When do I start selling? How much should I book? Do I use futures, options or forward contracts?
Those are frequent questions most growers eager to sell their corn or soybeans ask, especially in a challenging marketing year like 2002.
While growers wondered about loan rates, target prices and other aspects of the new Farm Bill, grain prices remained stagnant after late 2001 and through much of June when weather scares and tighter world stocks squeezed prices higher.
For Lonnie Price of Ainsworth, NE, '02 corn marketing got started several months later than he wanted. “This was the first time in 10 years that we didn't have at least one-third of the crop sold before we planted,” says Price, who farms pivot- and furrow-irrigated corn and beans with his son, Kevin, in northern Nebraska. “There weren't any marketing opportunities because prices stayed low.”
Jim Arens of Ainsworth also swayed from his normal strategy of marketing corn early.
“I've lined up storage because I'm bullish on corn (for the '02 crop year),” says Arens, who also depends on irrigation. “I looked at the world situation and it showed me that with South America's poor crop (and lower production in other countries), the U.S. was the only country with substantial corn to sell. I'm very optimistic about corn prices.”
Another grower, David Jacobitz, who farms with his three brothers near Kenesaw, NE, took a different marketing approach. He'd become frustrated doing his own marketing and turned it over to a marketing service.
“Our plan has been to sell early and defend against (potential hedge-caused losses from) any rally,” says Jacobitz, whose operation includes white food corn, popcorn and soybeans. His '02 marketing started in 2001.
“We sold $2.44 December '02 corn futures in December '01,” he says. “We later sold $2 December puts for a 7¢ premium to try to take some additional money out of the market.”
Mid-summer weather rallies nearly always create more marketing moves. That was the case for all three growers.
Jacobitz, working with his marketing service, extended his corn marketing when December futures hit $2.50 about July 1. “We contracted white corn at $2.52 cash, for March '03 delivery,” he says. He then got out of his December $2.44 futures. Any loss was offset by gains from September $2.10 call options purchased for 15¢ in mid-June. He was looking to sell more corn at those attractive $2.50 levels or higher.
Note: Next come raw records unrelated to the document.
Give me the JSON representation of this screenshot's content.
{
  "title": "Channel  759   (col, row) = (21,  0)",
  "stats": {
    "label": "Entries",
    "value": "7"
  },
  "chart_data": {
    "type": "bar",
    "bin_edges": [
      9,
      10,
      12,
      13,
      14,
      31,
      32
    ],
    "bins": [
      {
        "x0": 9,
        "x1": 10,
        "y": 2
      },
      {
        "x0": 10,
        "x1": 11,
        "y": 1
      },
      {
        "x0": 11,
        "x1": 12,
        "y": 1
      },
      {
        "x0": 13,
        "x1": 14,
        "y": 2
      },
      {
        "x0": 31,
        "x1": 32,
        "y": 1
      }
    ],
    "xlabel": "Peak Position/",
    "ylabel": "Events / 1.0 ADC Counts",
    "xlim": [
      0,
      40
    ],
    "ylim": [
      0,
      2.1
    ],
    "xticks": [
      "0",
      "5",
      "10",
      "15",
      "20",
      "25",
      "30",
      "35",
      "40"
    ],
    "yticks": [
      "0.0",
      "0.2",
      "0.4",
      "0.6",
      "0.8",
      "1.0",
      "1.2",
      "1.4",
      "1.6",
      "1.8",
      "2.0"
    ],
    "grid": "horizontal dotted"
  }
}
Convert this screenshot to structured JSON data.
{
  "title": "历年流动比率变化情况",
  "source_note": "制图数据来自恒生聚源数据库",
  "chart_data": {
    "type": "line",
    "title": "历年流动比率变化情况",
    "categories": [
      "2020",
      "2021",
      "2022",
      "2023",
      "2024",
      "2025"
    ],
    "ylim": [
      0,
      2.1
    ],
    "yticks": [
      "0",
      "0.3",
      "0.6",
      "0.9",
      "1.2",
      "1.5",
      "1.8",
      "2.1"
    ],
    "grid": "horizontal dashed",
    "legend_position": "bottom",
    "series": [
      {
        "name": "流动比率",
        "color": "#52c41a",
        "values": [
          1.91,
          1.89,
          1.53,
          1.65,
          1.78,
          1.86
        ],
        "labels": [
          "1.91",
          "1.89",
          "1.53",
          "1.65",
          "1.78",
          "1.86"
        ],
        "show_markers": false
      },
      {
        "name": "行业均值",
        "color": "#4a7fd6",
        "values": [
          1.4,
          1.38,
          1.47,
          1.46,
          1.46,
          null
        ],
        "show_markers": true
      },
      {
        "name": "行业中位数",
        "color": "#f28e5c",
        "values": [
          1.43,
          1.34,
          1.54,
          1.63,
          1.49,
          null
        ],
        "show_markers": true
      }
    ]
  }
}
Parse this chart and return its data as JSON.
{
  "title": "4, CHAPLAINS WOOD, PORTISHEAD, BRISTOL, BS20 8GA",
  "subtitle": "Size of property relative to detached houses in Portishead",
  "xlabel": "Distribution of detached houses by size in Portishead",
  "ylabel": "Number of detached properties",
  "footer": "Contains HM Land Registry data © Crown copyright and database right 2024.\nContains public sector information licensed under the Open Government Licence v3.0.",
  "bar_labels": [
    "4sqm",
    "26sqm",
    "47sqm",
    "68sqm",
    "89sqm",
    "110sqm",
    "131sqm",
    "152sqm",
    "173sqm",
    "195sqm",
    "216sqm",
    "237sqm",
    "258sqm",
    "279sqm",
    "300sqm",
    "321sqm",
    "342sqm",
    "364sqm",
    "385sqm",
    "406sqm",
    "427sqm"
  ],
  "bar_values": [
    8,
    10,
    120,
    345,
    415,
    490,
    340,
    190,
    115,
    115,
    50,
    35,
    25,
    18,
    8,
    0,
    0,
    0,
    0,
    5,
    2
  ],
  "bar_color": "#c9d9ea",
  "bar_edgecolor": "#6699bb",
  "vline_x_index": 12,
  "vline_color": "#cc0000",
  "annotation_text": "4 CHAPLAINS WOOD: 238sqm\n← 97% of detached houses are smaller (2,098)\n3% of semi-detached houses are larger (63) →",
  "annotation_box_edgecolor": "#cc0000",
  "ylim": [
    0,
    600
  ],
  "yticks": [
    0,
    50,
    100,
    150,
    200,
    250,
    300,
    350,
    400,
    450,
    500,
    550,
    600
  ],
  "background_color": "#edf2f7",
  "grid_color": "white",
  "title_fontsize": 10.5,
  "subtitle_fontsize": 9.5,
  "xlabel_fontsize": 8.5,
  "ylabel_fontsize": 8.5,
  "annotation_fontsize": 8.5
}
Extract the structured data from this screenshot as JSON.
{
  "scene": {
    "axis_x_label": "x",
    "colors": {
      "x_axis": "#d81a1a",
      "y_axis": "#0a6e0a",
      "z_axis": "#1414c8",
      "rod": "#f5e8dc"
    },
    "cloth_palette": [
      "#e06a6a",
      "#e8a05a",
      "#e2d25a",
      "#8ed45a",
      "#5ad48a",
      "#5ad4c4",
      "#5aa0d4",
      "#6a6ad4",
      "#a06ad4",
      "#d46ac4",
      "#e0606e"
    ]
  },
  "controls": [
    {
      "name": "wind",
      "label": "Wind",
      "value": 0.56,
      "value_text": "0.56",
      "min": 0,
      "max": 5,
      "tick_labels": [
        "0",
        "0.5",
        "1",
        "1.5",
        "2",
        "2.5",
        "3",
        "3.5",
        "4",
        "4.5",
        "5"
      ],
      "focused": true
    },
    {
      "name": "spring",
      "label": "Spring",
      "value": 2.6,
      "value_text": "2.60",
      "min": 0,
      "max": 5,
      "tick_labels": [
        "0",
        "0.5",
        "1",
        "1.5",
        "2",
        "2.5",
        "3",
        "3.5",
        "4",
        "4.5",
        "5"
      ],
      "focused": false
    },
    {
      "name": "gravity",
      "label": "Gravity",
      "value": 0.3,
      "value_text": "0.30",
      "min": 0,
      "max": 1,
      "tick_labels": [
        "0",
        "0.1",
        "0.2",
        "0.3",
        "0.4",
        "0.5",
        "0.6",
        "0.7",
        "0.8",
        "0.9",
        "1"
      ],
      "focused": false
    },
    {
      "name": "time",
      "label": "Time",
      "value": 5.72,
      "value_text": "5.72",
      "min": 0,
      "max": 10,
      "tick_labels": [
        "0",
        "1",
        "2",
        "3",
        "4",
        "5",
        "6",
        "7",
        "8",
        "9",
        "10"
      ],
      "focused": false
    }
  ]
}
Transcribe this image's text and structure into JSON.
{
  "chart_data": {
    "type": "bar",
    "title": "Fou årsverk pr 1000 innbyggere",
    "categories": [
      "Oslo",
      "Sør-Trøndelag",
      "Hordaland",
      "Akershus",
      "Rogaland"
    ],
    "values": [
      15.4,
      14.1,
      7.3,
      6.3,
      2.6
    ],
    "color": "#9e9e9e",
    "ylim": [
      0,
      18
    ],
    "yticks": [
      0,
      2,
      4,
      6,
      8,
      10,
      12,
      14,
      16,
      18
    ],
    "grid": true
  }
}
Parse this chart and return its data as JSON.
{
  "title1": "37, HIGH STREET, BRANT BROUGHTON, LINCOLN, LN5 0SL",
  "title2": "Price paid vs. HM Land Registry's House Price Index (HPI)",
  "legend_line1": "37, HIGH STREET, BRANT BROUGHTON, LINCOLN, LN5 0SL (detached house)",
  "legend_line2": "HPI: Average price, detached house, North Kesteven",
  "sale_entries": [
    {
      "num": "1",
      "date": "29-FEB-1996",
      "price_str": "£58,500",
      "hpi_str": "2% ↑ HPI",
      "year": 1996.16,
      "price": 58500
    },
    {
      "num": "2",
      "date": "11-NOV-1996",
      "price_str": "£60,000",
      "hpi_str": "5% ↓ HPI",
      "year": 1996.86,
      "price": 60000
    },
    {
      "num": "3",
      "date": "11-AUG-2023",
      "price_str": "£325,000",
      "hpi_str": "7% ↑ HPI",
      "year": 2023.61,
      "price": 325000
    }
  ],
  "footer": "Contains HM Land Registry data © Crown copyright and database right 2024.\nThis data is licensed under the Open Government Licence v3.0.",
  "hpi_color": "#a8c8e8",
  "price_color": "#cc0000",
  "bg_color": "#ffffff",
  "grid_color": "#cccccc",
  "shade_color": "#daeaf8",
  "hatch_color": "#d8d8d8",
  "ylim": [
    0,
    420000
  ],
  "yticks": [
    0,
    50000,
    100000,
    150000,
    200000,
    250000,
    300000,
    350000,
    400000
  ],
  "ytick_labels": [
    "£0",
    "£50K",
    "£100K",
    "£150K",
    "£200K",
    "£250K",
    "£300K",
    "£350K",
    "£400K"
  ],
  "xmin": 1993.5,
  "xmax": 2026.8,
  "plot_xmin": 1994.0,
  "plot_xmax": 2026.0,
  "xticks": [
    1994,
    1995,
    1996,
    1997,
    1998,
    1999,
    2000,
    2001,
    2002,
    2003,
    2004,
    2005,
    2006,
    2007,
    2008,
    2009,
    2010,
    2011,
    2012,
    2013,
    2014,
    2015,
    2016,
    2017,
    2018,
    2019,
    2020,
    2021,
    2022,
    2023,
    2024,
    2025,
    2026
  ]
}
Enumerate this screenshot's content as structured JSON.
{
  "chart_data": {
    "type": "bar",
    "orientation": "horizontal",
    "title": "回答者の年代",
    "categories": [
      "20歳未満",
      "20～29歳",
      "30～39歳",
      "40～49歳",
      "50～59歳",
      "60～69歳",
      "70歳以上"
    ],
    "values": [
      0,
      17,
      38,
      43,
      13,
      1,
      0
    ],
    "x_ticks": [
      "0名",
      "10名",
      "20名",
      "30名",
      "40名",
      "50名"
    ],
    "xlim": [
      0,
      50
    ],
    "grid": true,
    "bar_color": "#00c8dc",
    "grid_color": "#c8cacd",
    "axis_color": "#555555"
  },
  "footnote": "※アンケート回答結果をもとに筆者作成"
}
Price and Arens, both who worked with Pride Grain in Long Pine, NE, a refurbished independent country elevator that reopened in 1999, were waiting on a 20¢ improvement in their 45-50¢ corn basis before extending their marketing. But the late June, early-July price rally also caused some action.
Price sold his first corn of the year by forward contracting 20% of his crop to the elevator when futures shot up. With a slightly narrowed minus-40¢ basis, he sold at $2.05 and $2.10 cash. He had orders in place to move additional corn if futures topped $2.55. He was also looking at a put-call spread.
“When the market looks a little top-heavy, we'll look to buy out-of-the-money puts in the $2.40 range and sell calls in the $2.60 range to provide good floor protection with some upside potential,” he says.
Arens was also ready to price about 25% of his crop at $2.10 cash. “But I still think prices are going up and our basis will narrow,” he notes. “This was the driest June on record for this area. With the dry pastures, they have to feed cattle something.”
Soybean marketing did come earlier for Price. In the spring he bought $4.80 November '02 calls and sold $5.20 November '02 puts. “My net cost for the move was about 3¢,” he says. Additional moves in late June saw him forward contract beans with the elevator at about $4.55, when futures hit $5.10. He also bought $5 puts for 27¢ and sold $5.20 calls for 31¢ to create another window. He bought November futures at $5.12. These moves provided solid protection against a market drop and loss.
Jacobitz used straight soybean futures and call option purchases. He had $4.70 November futures in place early on and he protected that move with $4.60 November call options purchases.
For Arens, the $5-plus soybean futures still weren't attractive enough. His bull attitude is in line with some recent analysis from Bob Wisner, Iowa State University grain marketing specialist. He forecast increased volatility for both corn and soybean markets this summer and even the fall because of a likely continued decline in stocks of both crops in the year ahead. In addition, a short wheat crop created an even greater chance for roller-coaster prices.
He says additional opportunities for better corn prices come from crop shortfalls elsewhere. “South American corn exports for the year ahead are indicated to be more than 200 million bu below last season,” says Wisner. “Production in both Brazil and Argentina dropped sharply this spring. These two countries normally would be the main alternative suppliers of corn for world markets during the summer and fall. Lower production there creates positive opportunities for U.S. corn exports.”
Price concludes that no matter how long a grower waits, there is virtually always a good time to take additional return from solid marketing. “Every farmer has the opportunity to add 10% to his corn or soybean prices,” he says. “I think it's easier to make 10% more net profit from marketing than 10% more in yields.”